We now have selected all the variables we need, formatted them into the right formats, cleaned the text and extracted some additional information from it. Create a new dataframe called df that contains the following variables:

  • Selection$authorDisplayName

  • Selection$textOriginal

  • TextEmoRep

  • TextEmoDel

  • Emoji

  • Selection$likeCount

  • Links

  • Selection$publishedAt

  • Selection$updatedAt

  • Selection$parentId

  • Selection$id

Set the following names for the column in the new dataframe:

  • Author

  • Text

  • TextEmojiReplaced

  • TextEmojiDeleted

  • Emoji

  • LikeCount

  • URL

  • Published

  • Updated

  • ParentId

  • CommentID

Save the new dataframe as an RDS object with the name “ParsedComments.Rds”

You can use the cbind.data.frame() function to paste together multiple columns to a dataframe. You need to set the argument stringsAsFactors = FALSE though, to prevent strings from being interpreted as factor variables. In addition, the variables Links and Emoji are lists and can contain multiple values per row. For this reason, we need to enclose them with the I() function to be able to put them into a dataframe. You can save your result using the saveRDS() function.

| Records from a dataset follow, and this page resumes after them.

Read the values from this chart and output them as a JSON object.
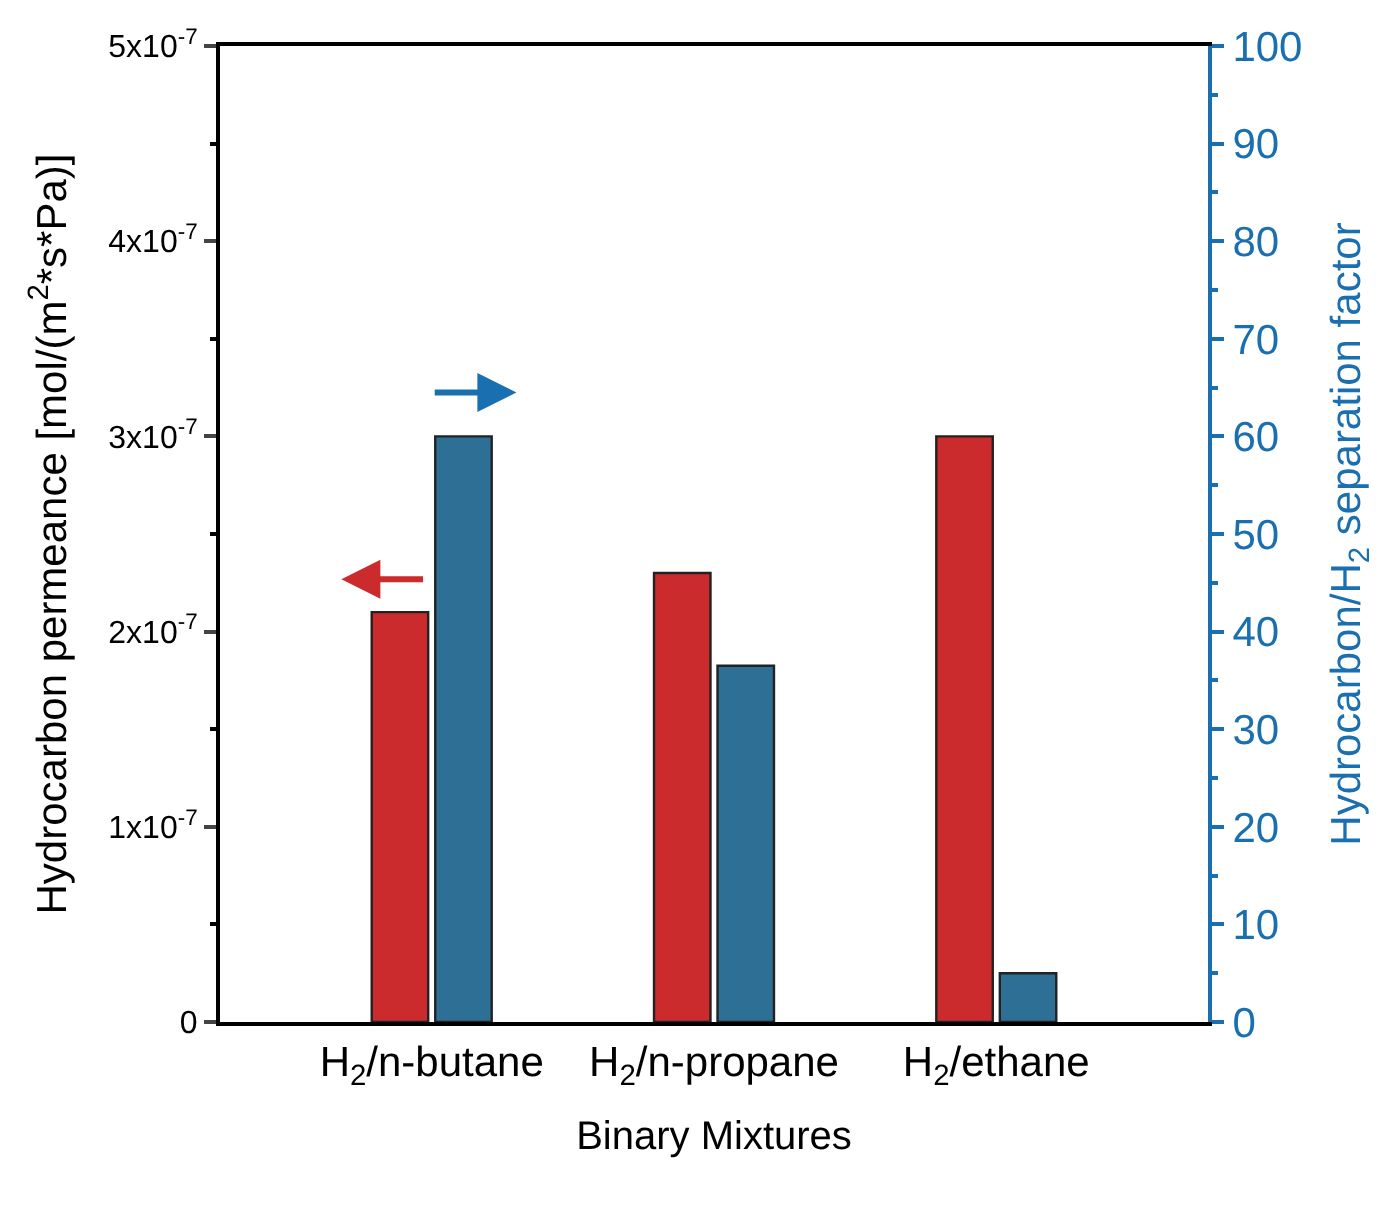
{
  "chart_data": {
    "type": "bar",
    "categories": [
      "H$_{2}$/n-butane",
      "H$_{2}$/n-propane",
      "H$_{2}$/ethane"
    ],
    "series": [
      {
        "color": "#cc2b2e",
        "values": [
          2.1e-07,
          2.3e-07,
          3e-07
        ]
      },
      {
        "color": "#2e6f96",
        "values": [
          60,
          36.5,
          5
        ],
        "axis": "y2"
      }
    ],
    "xlabel": "Binary Mixtures",
    "ylabel": "Hydrocarbon permeance [mol/(m$^{2}$*s*Pa)]",
    "y2label": "Hydrocarbon/H$_{2}$ separation factor",
    "ylim": [
      0,
      5e-07
    ],
    "yticks": [
      0,
      {
        "value": 1e-07,
        "label": "1x10$^{-7}$"
      },
      {
        "value": 2e-07,
        "label": "2x10$^{-7}$"
      },
      {
        "value": 3e-07,
        "label": "3x10$^{-7}$"
      },
      {
        "value": 4e-07,
        "label": "4x10$^{-7}$"
      },
      {
        "value": 5e-07,
        "label": "5x10$^{-7}$"
      }
    ],
    "y2lim": [
      0,
      100
    ],
    "y2ticks": [
      0,
      10,
      20,
      30,
      40,
      50,
      60,
      70,
      80,
      90,
      100
    ]
  }
}
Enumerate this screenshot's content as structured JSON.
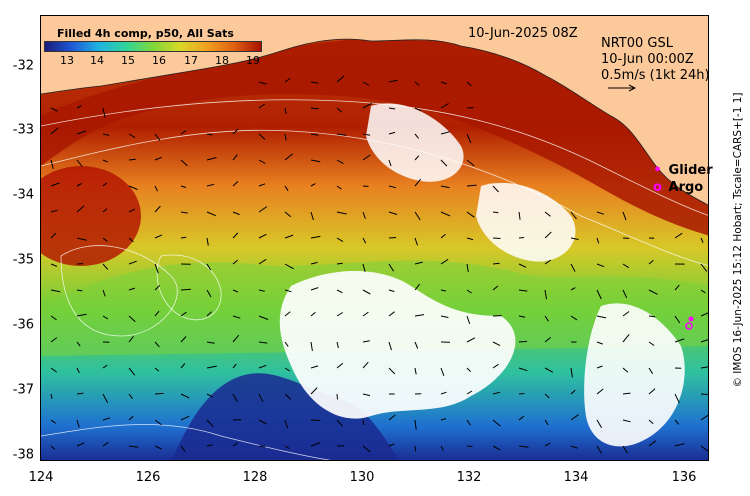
{
  "colorbar": {
    "title": "Filled 4h comp, p50, All Sats",
    "ticks": [
      "13",
      "14",
      "15",
      "16",
      "17",
      "18",
      "19"
    ],
    "range": [
      12.5,
      19.5
    ]
  },
  "date_label": "10-Jun-2025 08Z",
  "nrt": {
    "line1": "NRT00 GSL",
    "line2": "10-Jun 00:00Z",
    "line3": "0.5m/s (1kt 24h)"
  },
  "legend": {
    "glider": "Glider",
    "argo": "Argo",
    "glider_color": "#ff00ff",
    "argo_color": "#ff00ff"
  },
  "axes": {
    "y_ticks": [
      "-32",
      "-33",
      "-34",
      "-35",
      "-36",
      "-37",
      "-38"
    ],
    "x_ticks": [
      "124",
      "126",
      "128",
      "130",
      "132",
      "134",
      "136"
    ],
    "lon_range": [
      124,
      136.5
    ],
    "lat_range": [
      -31.3,
      -38.2
    ]
  },
  "side_label": "© IMOS 16-Jun-2025 15:12 Hobart; Tscale=CARS+[-1 1]",
  "colors": {
    "land": "#fcc99a",
    "warm": "#a81000",
    "cool": "#1a1a7a"
  }
}
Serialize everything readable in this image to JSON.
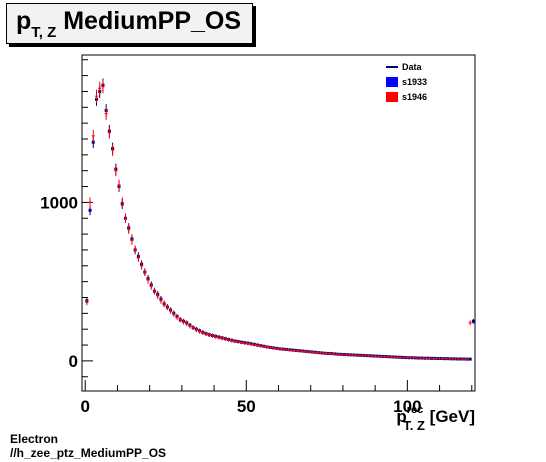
{
  "title": {
    "main": "p",
    "sub": "T, Z",
    "rest": " MediumPP_OS"
  },
  "xlabel": {
    "main": "p",
    "sup": "rec",
    "sub": "T, Z",
    "unit": " [GeV]"
  },
  "footer": {
    "line1": "Electron",
    "line2": "//h_zee_ptz_MediumPP_OS"
  },
  "colors": {
    "data": "#000080",
    "s1933": "#0000ff",
    "s1946": "#ff0000"
  },
  "chart_data": {
    "type": "scatter",
    "xlim": [
      -1,
      121
    ],
    "ylim": [
      -190,
      1930
    ],
    "xticks": [
      {
        "value": 0,
        "label": "0"
      },
      {
        "value": 50,
        "label": "50"
      },
      {
        "value": 100,
        "label": "100"
      }
    ],
    "yticks": [
      {
        "value": 0,
        "label": "0"
      },
      {
        "value": 1000,
        "label": "1000"
      }
    ],
    "legend": {
      "position": "top-right",
      "entries": [
        {
          "label": "Data",
          "style": "line",
          "color": "#000080"
        },
        {
          "label": "s1933",
          "style": "box",
          "color": "#0000ff"
        },
        {
          "label": "s1946",
          "style": "box",
          "color": "#ff0000"
        }
      ]
    },
    "bin_width": 1,
    "x": [
      0.5,
      1.5,
      2.5,
      3.5,
      4.5,
      5.5,
      6.5,
      7.5,
      8.5,
      9.5,
      10.5,
      11.5,
      12.5,
      13.5,
      14.5,
      15.5,
      16.5,
      17.5,
      18.5,
      19.5,
      20.5,
      21.5,
      22.5,
      23.5,
      24.5,
      25.5,
      26.5,
      27.5,
      28.5,
      29.5,
      30.5,
      31.5,
      32.5,
      33.5,
      34.5,
      35.5,
      36.5,
      37.5,
      38.5,
      39.5,
      40.5,
      41.5,
      42.5,
      43.5,
      44.5,
      45.5,
      46.5,
      47.5,
      48.5,
      49.5,
      50.5,
      51.5,
      52.5,
      53.5,
      54.5,
      55.5,
      56.5,
      57.5,
      58.5,
      59.5,
      60.5,
      61.5,
      62.5,
      63.5,
      64.5,
      65.5,
      66.5,
      67.5,
      68.5,
      69.5,
      70.5,
      71.5,
      72.5,
      73.5,
      74.5,
      75.5,
      76.5,
      77.5,
      78.5,
      79.5,
      80.5,
      81.5,
      82.5,
      83.5,
      84.5,
      85.5,
      86.5,
      87.5,
      88.5,
      89.5,
      90.5,
      91.5,
      92.5,
      93.5,
      94.5,
      95.5,
      96.5,
      97.5,
      98.5,
      99.5,
      100.5,
      101.5,
      102.5,
      103.5,
      104.5,
      105.5,
      106.5,
      107.5,
      108.5,
      109.5,
      110.5,
      111.5,
      112.5,
      113.5,
      114.5,
      115.5,
      116.5,
      117.5,
      118.5,
      119.5,
      120.5
    ],
    "series": [
      {
        "name": "Data",
        "style": "points",
        "color": "#000080",
        "values": [
          380,
          950,
          1380,
          1650,
          1700,
          1740,
          1580,
          1450,
          1340,
          1210,
          1100,
          990,
          900,
          840,
          770,
          700,
          660,
          610,
          560,
          520,
          480,
          440,
          420,
          390,
          360,
          340,
          320,
          300,
          280,
          260,
          250,
          240,
          225,
          210,
          200,
          190,
          180,
          172,
          165,
          160,
          155,
          150,
          145,
          140,
          135,
          130,
          125,
          122,
          118,
          115,
          112,
          108,
          104,
          100,
          96,
          92,
          88,
          85,
          82,
          79,
          76,
          74,
          72,
          70,
          68,
          66,
          64,
          62,
          60,
          58,
          56,
          54,
          52,
          50,
          48,
          47,
          46,
          44,
          42,
          41,
          40,
          39,
          38,
          37,
          36,
          35,
          34,
          33,
          32,
          31,
          30,
          29,
          28,
          27,
          26,
          25,
          24,
          23,
          22,
          21,
          20,
          20,
          19,
          18,
          18,
          17,
          17,
          16,
          16,
          15,
          15,
          14,
          14,
          13,
          13,
          12,
          12,
          12,
          11,
          11,
          250
        ]
      },
      {
        "name": "s1946",
        "style": "marker",
        "color": "#ff0000",
        "values": [
          370,
          1000,
          1420,
          1670,
          1720,
          1730,
          1560,
          1440,
          1330,
          1200,
          1110,
          1000,
          900,
          830,
          760,
          700,
          650,
          600,
          560,
          510,
          470,
          440,
          410,
          380,
          360,
          340,
          315,
          295,
          275,
          260,
          245,
          235,
          220,
          210,
          195,
          185,
          178,
          170,
          163,
          158,
          152,
          147,
          142,
          137,
          132,
          127,
          123,
          120,
          116,
          112,
          109,
          105,
          101,
          97,
          94,
          90,
          87,
          84,
          80,
          78,
          75,
          73,
          70,
          68,
          66,
          64,
          62,
          60,
          58,
          56,
          55,
          53,
          51,
          49,
          48,
          46,
          45,
          43,
          42,
          40,
          39,
          38,
          37,
          36,
          35,
          34,
          33,
          32,
          31,
          30,
          29,
          28,
          27,
          26,
          25,
          24,
          23,
          22,
          22,
          21,
          20,
          19,
          19,
          18,
          18,
          17,
          16,
          16,
          15,
          15,
          14,
          14,
          13,
          13,
          12,
          12,
          12,
          11,
          11,
          240
        ]
      }
    ]
  }
}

# creating df dataframe (use I() function to enclose Emoji and Links)
df <- cbind.data.frame(Selection$authorDisplayName,
                       Selection$textOriginal,
                       TextEmoRep,
                       TextEmoDel,
                       I(Emoji),
                       Selection$likeCount,
                       I(Links),
                       Selection$publishedAt,
                       Selection$updatedAt,
                       Selection$parentId,
                       Selection$id,
                       stringsAsFactors = FALSE)

# setting column names
names(df) <- c("Author",
               "Text",
               "TextEmojiReplaced",
               "TextEmojiDeleted",
               "Emoji",
               "LikeCount",
               "URL",
               "Published",
               "Updated",
               "ParentId",
               "CommentID")

# deleting row names
row.names(df) <- NULL

# saving dataframe
saveRDS(df, file = "../data/ParsedComments.rds")